Pour changer
Aujourd’hui j’ai décidé de vous présenter l’église du publicitaire. Pour être exact, l’église de l’abbé publicitaire. Et pour changer, ce n’est pas pour les photos que j’écris cet article.
Bien sûr, vous verrez l’église dans cet article. Mais je vais surtout vous en parler, car son histoire m’a beaucoup amusé.
Photographiquement elle est très intéressante. Sauf qu’on ne peut pas à proprement y entrer. Et surtout sous une pluie battante, il est difficile d’y faire de superbes clichés. On ne prend pas vraiment le temps de réfléchir ses clichés, on cherche surtout à protéger son matériel photo.
L’origine d’une folie
On repère cette impressionnante carcasse de béton de loin. L’imagination fait alors son oeuvre : qu’est il arrivé à cette église ? Que fait elle ici en rase campagne et surtout dans cet état ?
L’histoire commence en 1927. Cette année là un nouveau curé prend possession de la paroisse et de son église, qui remplit bien son rôle depuis le XVIIème siècle.
Mais le nouveau curé est un homme entreprenant. Il nourrit des rêves de grandeur et ne se satisfait pas de cette modeste paroisse. Egalement doté de talents de communication, il écrit des articles dans une revue diocésaine. Très vite il dénigre son église dans sa revue, la qualifiant par exemple de « demeure trop indigne du Maître de la Terre et des Cieux ». Seulement quelques mois après son arrivée, il demande déjà la construction d’une nouvelle église. Sa hiérarchie ne réagit pas.
L’abbé n’a pas le temps d’attendre. En 1931, à défaut d’avoir un assentiment de l’évêché, il prend les devants : il trace à la charrue le contour de la future basilique et bénit le lieu qu’il a lui même choisi.
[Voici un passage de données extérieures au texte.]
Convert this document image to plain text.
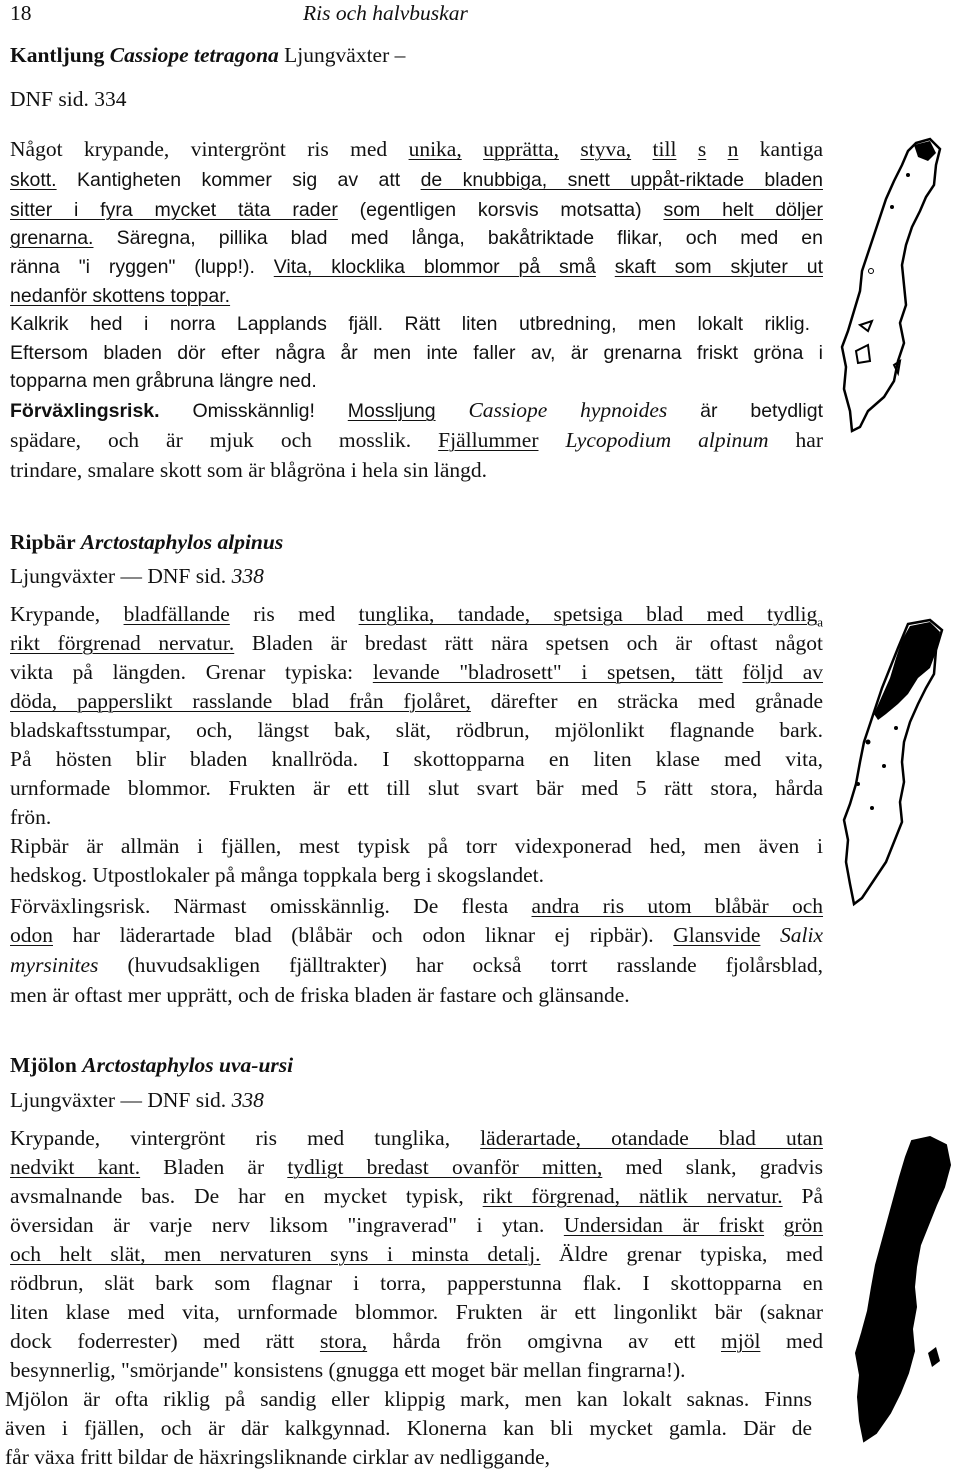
18	Ris och halvbuskar
Kantljung Cassiope tetragona Ljungväxter –
DNF sid. 334
Något krypande, vintergrönt ris med unika, upprätta, styva, till s n kantiga
skott. Kantigheten kommer sig av att de knubbiga, snett uppåt-riktade bladen
sitter i fyra mycket täta rader (egentligen korsvis motsatta) som helt döljer
grenarna. Säregna, pillika blad med långa, bakåtriktade flikar, och med en
ränna "i ryggen" (lupp!). Vita, klocklika blommor på små skaft som skjuter ut
nedanför skottens toppar.
Kalkrik hed i norra Lapplands fjäll. Rätt liten utbredning, men lokalt riklig.
Eftersom bladen dör efter några år men inte faller av, är grenarna friskt gröna i
topparna men gråbruna längre ned.
Förväxlingsrisk. Omisskännlig! Mossljung Cassiope hypnoides är betydligt
spädare, och är mjuk och mosslik. Fjällummer Lycopodium alpinum har
trindare, smalare skott som är blågröna i hela sin längd.
Ripbär Arctostaphylos alpinus
Ljungväxter — DNF sid. 338
Krypande, bladfällande ris med tunglika, tandade, spetsiga blad med tydlig$_a$
rikt förgrenad nervatur. Bladen är bredast rätt nära spetsen och är oftast något
vikta på längden. Grenar typiska: levande "bladrosett" i spetsen, tätt följd av
döda, papperslikt rasslande blad från fjolåret, därefter en sträcka med grånade
bladskaftsstumpar, och, längst bak, slät, rödbrun, mjölonlikt flagnande bark.
På hösten blir bladen knallröda. I skottopparna en liten klase med vita,
urnformade blommor. Frukten är ett till slut svart bär med 5 rätt stora, hårda
frön.
Ripbär är allmän i fjällen, mest typisk på torr videxponerad hed, men även i
hedskog. Utpostlokaler på många toppkala berg i skogslandet.
Förväxlingsrisk. Närmast omisskännlig. De flesta andra ris utom blåbär och
odon har läderartade blad (blåbär och odon liknar ej ripbär). Glansvide Salix
myrsinites (huvudsakligen fjälltrakter) har också torrt rasslande fjolårsblad,
men är oftast mer upprätt, och de friska bladen är fastare och glänsande.
Mjölon Arctostaphylos uva-ursi
Ljungväxter — DNF sid. 338
Krypande, vintergrönt ris med tunglika, läderartade, otandade blad utan
nedvikt kant. Bladen är tydligt bredast ovanför mitten, med slank, gradvis
avsmalnande bas. De har en mycket typisk, rikt förgrenad, nätlik nervatur. På
översidan är varje nerv liksom "ingraverad" i ytan. Undersidan är friskt grön
och helt slät, men nervaturen syns i minsta detalj. Äldre grenar typiska, med
rödbrun, slät bark som flagnar i torra, papperstunna flak. I skottopparna en
liten klase med vita, urnformade blommor. Frukten är ett lingonlikt bär (saknar
dock foderrester) med rätt stora, hårda frön omgivna av ett mjöl med
besynnerlig, "smörjande" konsistens (gnugga ett moget bär mellan fingrarna!).
Mjölon är ofta riklig på sandig eller klippig mark, men kan lokalt saknas. Finns
även i fjällen, och är där kalkgynnad. Klonerna kan bli mycket gamla. Där de
får växa fritt bildar de häxringsliknande cirklar av nedliggande,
Accessoirement ce lieu est un terrain privé qui ne lui appartient pas.
L’église du publicitaire
Le projet démarre réellement en 1936. Le terrain n’appartient toujours pas au diocèse – il sera acquis en 1946. Cette année là (1936) l’évêque lance un appel d’offre et sélectionne un projet pour la construction de l’église.
Mais les péripéties ne s’arrêtent pas là. Déjà surdimensionné à la base pour la petite paroisse, on se rend vite compte que le budget nécessaire à l’édification de l’église est en fait trois fois supérieur à ce qui était prévu au départ. Les travaux ne se lancent toujours pas.
Une fois encore, l’abbé n’est pas prêt à baisser les bras. Il met à contribution les paroissiens non seulement pour financer le projet, mais aussi directement pour l’édification. C’est eux qui creusent les fondations et débutent la construction de l’église. Mais l’argent manque toujours.
L’abbé mettra alors à profit ses talents de communicant, innovants pour l’époque : réalisation d’un film de promotion, sollicitation des paroisses de France et de Navarre par courrier postal, et même vente de produits dérivés tels que cartes postales, calendriers, colliers, … En vain.
L’abandon du projet
Faute d’argent, les travaux s’arrêtent en 1938. Le début de la guerre y met un terme définitif. Le curé meurt en 1950 sans avoir vu son grand projet se réaliser.
Cela fait près de 70 ans que cette immense carcasse de béton veille sur la campagne environnante. Personne n’a jamais su quoi en faire. Pendant longtemps des amateurs de messes noires ou de spiritisme s’y sont retrouvés. Puis récemment, les intempéries ont fragilisé l’édifice, le rendant dangereux. Par cette occasion embêtant le diocèse encore une fois car il a fallu le sécuriser – raison pour laquelle nous n’avons pas pu pénétrer à l’intérieur mais juste jeter un oeil à travers les grilles.
La démolition coûterait trop cher pour le diocèse. Donc on laisse l’église du publicitaire se dégrader doucement, en attendant des jours meilleurs. Le lierre recouvre l’édifice. On ne parle plus d’herbes folles mais plutôt d’arbres de plusieurs dizaines de mètres à l’intérieur de l’église. C’est une véritable jungle dans le choeur.
En terme d’urbex
Le grillage qui entoure l’église du publicitaire n’a pas fait long feu depuis son installation. Nous avons vite trouvé un accès. Par contre nous n’avons pas pu pénétrer à l’intérieur de l’église, qui est bien sécurisée. D’un point de vue urbex c’était rapide : nous avons fait un petit tour de l’église sous une forte pluie. Mon appareil photo me remercie de ne pas avoir traîné. On voit d’ailleurs plusieurs traces de gouttes sur mes photos ! Voilà, photographiquement rapide, mais j’aime bien cette histoire que je souhaitais partager avec vous. J’espère qu’elle vous a plu.